Two crystal asperities approaching

If two clean nano-asperities are brought together in a vacuum, a cold weld will result. That is, the crystal tips will fuse as if one (cohesion). In nature these tips are actually covered with a thin film of foreign material. By far, the most important component of this film, is water.

Crystal asperities with a thin film

If this water is removed, by extreme drying, the rock minerals do not behave at all as expected:[2] they exhibit no fault healing or dynamic friction. The entire behaviour of earthquakes depends on very thin films.

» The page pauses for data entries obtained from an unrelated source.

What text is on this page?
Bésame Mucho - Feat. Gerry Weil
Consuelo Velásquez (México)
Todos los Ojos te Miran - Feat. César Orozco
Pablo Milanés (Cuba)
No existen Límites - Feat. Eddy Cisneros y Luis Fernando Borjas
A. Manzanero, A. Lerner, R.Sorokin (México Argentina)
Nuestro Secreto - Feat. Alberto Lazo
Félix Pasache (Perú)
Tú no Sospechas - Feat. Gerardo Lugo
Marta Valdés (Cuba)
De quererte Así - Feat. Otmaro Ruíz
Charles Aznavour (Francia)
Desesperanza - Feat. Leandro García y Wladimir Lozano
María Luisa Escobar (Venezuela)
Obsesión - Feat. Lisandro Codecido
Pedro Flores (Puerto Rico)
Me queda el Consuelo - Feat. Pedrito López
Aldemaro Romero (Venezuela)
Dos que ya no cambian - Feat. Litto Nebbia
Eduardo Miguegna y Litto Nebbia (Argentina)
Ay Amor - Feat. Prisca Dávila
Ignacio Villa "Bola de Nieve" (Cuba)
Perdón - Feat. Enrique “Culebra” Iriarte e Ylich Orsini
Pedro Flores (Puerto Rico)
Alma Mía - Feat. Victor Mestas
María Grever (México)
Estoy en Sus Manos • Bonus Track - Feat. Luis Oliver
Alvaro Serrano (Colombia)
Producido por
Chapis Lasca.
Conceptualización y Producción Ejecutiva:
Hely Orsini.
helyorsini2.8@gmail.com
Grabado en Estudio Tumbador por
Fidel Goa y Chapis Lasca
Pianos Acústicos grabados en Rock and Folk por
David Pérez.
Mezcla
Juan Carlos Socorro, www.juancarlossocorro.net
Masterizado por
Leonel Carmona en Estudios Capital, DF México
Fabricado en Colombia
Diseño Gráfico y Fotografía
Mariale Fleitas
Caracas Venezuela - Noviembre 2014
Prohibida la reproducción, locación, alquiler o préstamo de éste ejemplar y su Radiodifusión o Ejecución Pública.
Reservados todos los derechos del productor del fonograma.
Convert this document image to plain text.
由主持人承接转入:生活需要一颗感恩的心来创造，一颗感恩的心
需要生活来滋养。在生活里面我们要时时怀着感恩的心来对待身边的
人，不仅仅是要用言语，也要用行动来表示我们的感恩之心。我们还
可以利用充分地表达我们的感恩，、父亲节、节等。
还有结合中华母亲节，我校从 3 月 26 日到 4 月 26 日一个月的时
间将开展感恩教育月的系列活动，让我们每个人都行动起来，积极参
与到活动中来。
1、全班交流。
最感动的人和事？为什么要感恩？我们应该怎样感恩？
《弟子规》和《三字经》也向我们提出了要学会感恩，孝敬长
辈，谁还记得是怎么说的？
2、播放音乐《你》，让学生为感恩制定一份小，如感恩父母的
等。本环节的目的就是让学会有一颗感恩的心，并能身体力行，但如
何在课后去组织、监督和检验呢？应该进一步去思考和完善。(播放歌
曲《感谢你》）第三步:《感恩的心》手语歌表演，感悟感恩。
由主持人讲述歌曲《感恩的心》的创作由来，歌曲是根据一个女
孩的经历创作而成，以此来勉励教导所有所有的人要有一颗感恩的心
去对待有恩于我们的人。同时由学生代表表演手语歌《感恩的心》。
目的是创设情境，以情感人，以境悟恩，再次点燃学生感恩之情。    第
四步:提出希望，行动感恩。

After a major earthquake, there starts a process known as fault healing.[3] This is a well-demonstrated phenomenon involving a slow increase in the static coefficient of friction. With our nano-model, it is a matter of slowly pushing away the junk for a good cohesive bond. With typical minerals and water, there is another mechanism, whereby the water causes stress corrosion and weakening of the main asperity body (smoothing the irregularities), allowing more plastic deformation, and more contact.

The most important aspect is that this bond-strengthening is time-dependent. For a fault being stressed to the point of an earthquake, these bonds begin to stretch and break. They do not have time to heal again. Once the critical distance has been achieved, there is a significant strength loss, and the fault begins to slide.

Earthquakes only exist because there is a very large loss in frictional strength. It could be that the earthquake "skids" are greased by silica gel,[4] the water acts as a standard bearing lubricant, or that there is a "lift and separate" mechanism at work.

Effect of fluids

All rocks have a certain degree of porosity, with some rock types having a much higher porosity than others. This means that between the individual grains of the rock, there are small pores which can be filled with a gas (usually air) or a fluid. The commonest pore fluid is water, and the presence of water can vary the friction on a fault to a large degree. As water accumulates in the pore space of a body of rock around a fault, the pressure inside the pores builds. On the interface of a presently stable fault, an increase in pore pressure has the effect of essentially pushing the fault apart at a microscopic level. This pore pressure increase can then decrease the surface area of the individual asperities in contact on the fault, causing them to then fracture and the fault to slip. However, the presence of water may not always cause a reduction in friction.

Influence of rock type

The rock type along a fault can have a large effect on the amount of frictional resistance present. Most crystalline rock types will have a much higher coefficient of friction as opposed to sedimentary rocks, due to their higher cohesion and a greater surface area of asperities. The rock type also controls the effect that water will have on fault friction. Laboratory experiments have proved that the presence of water will promote the rupture of a fault in carbonate rocks (marble).[5] However, these experiments also showed that in silica-bearing rock types (microgabbro), the presence of water may delay or even inhibit the rupture of a fault. This is because when a silica-bearing fault ruptures, the rupture occurs through the "flash melting" (instantaneous melting) of the asperities.[5] In other words, the microscopic grain contacts which hold the fault in place instantly melt due to high stresses. The presence of water delays this "flash melting" basically by cooling the contacts, and keeping them in solid form. In fault through a carbonate, the rupture occurs when these asperities experience a brittle failure. In this case, the water acts as a lubricant which promotes the failure of these asperities. The major controlling factor pertaining to the influence of rock type is not necessarily the composition of the rock, but more importantly the "roughness" of the rock at the fault interface.[6]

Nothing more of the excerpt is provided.